We would also like to see those companies who use maize using ''purple'' maize, as an extra precaution, as this would give an easy visual marker for any cross contamination.

Molecular Farming can actually genetically engineer it's own safeguards into Molecular crops. It can [a]'make them different looking' [b] make them sterile [c] add 'reporter genes' [d] use nonfood crops to start with [e] engineer the proteins into the cloroplasts of plants [f] disclose DNA sequences or [g] - specifically with edible vaccine - legislate for administration.


[a] Looking different. - We see Bioluminescence as being a great way of distinguishing Molecular Crops from others. Firefly Luciferase and Green Fluorescent protein [ GFP] have both been engineered into plants, as far back as 1992. Genetically engineering these as markers has two advantages. - There is no destruction of plant tissue and no use of substrates involved in doing this.
The Biopharmaceutical companies using maize could make their crops appear different, and score a PR victory with the public by only using purple, blue or black maize breeds. Cross contamination could be easily seen.

[b] The much discussed Monsanto "Terminator Gene" technology that they intended for food-crop use could be beneficial in stopping contamination of food crops in 'open field'. This technology would stop gene transfer because hybridization relies on fertile gametes of each species - the production of which is suppressed by this gene. Other sterility technologies are in existance.Farmacule Bioindustries is one company that has such technology.Pioneer Hi-bred International 's ''Patent # US6248935: Reversible nuclear genetic system for male sterility in transgenic plants'' describes similar.
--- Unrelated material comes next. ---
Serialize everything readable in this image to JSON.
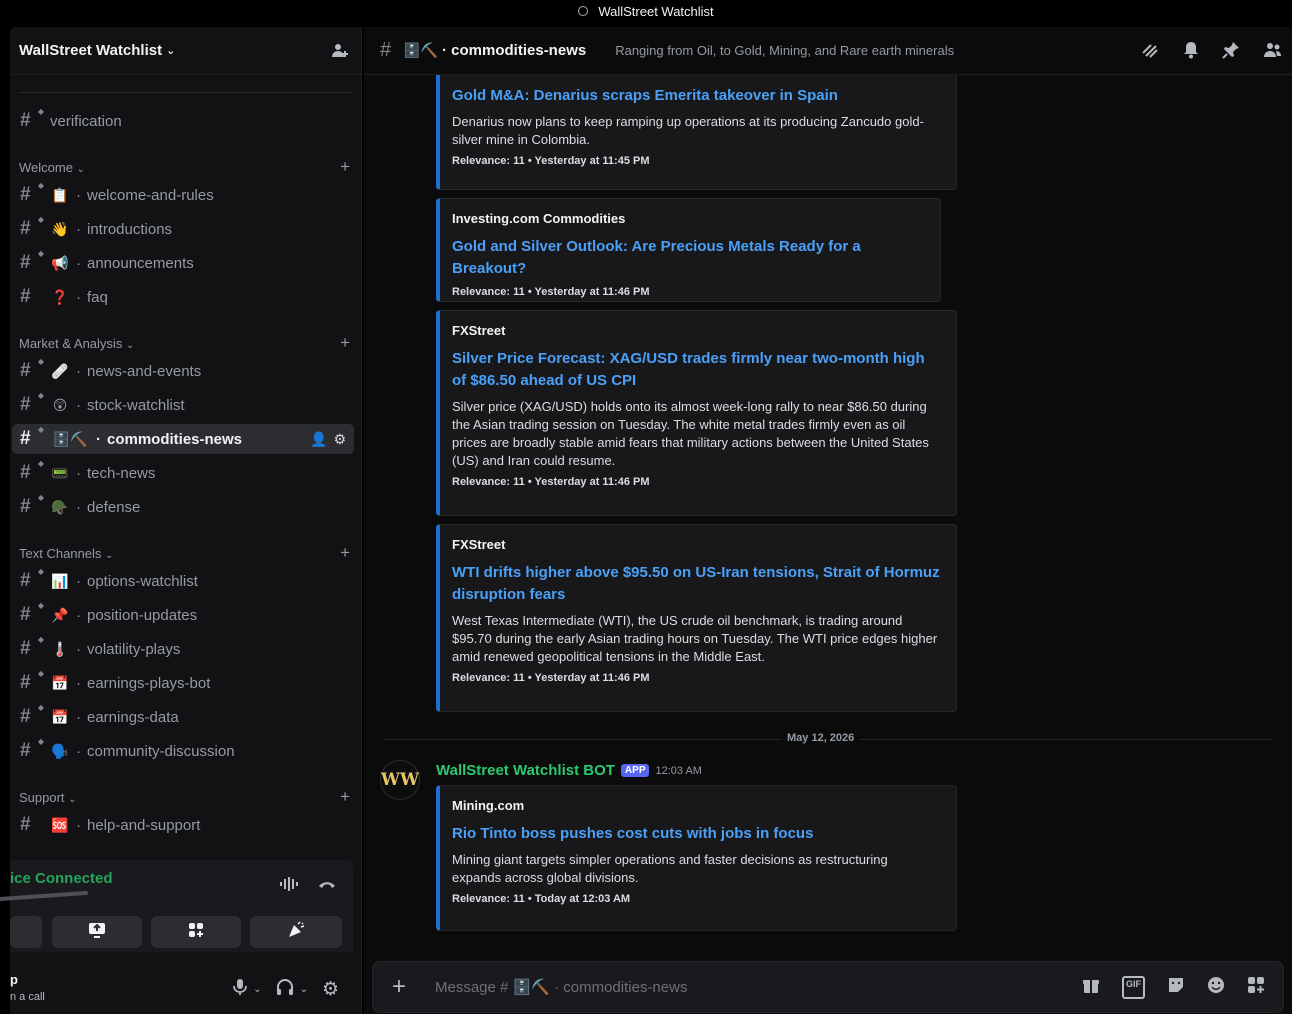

[c] Reporter genes, such as PCR { Polymerase Chain Reaction } could be spliced into Molecular crops. These genes are relatively easy to test for at a later stage if contamination is suspected. The only drawback here is the lack of easily visible signs. We are not in favour of Antibiotic resistant Markers, as we believe that these are potentially Environmentally dangerous. [ see BMA WARNING ]
We are excited by the potential offered by "DNA Barcoding" technology

DNA marker technology

Link to a 'New Scientist' article on the topic:

[d] When we look at the amount of recombinant proteins that have been engineered into Tobacco, we are very excited about the potential of using nonfood, leafy plants instead of food crops. Tobacco poses little risk to the environment either, and can be grown in some of the poorest countries in the world. We also see Hemp as being ideal, as the byproduct could be put to constructive uses as Biofuels or Biofibres. It would indeed be ironic if in future Tobacco actually saved more lives than it presently destroys, and that Hemp/Cannabis would be grown as a viable farming crop after 50 years, with the non marijuana strains worth much more than growing pot !.

[e] Technically the most difficult to do, but if the actual proteins can be engineered to locate only in the cloroplasts of plants, this is safe. See the article below, and also the work and research of the Chlorogen company and the work of professor Henry Daniell, the pioneer of chloroplast engineering.
See this article also

[f] We would like to see all companies which have Molecular Crops disclosing the DNA sequences they have inserted. { so that others can monitor any contamination }
This, given the nature of modern Industrial espionage, would be difficult, but we would see a possible tie-in with internationally recognised Patent Offices, where such information could be securely stored pending 'bona-fide', legally established, demands for disclosure.


[g] Consumers, given the choice, will want a pill of freeze dried tomato or banana to eat, rather than the pain of a vaccine injection. We want Edible Vaccines to be administered by health professionals, with qualifications recognised by that countries Government.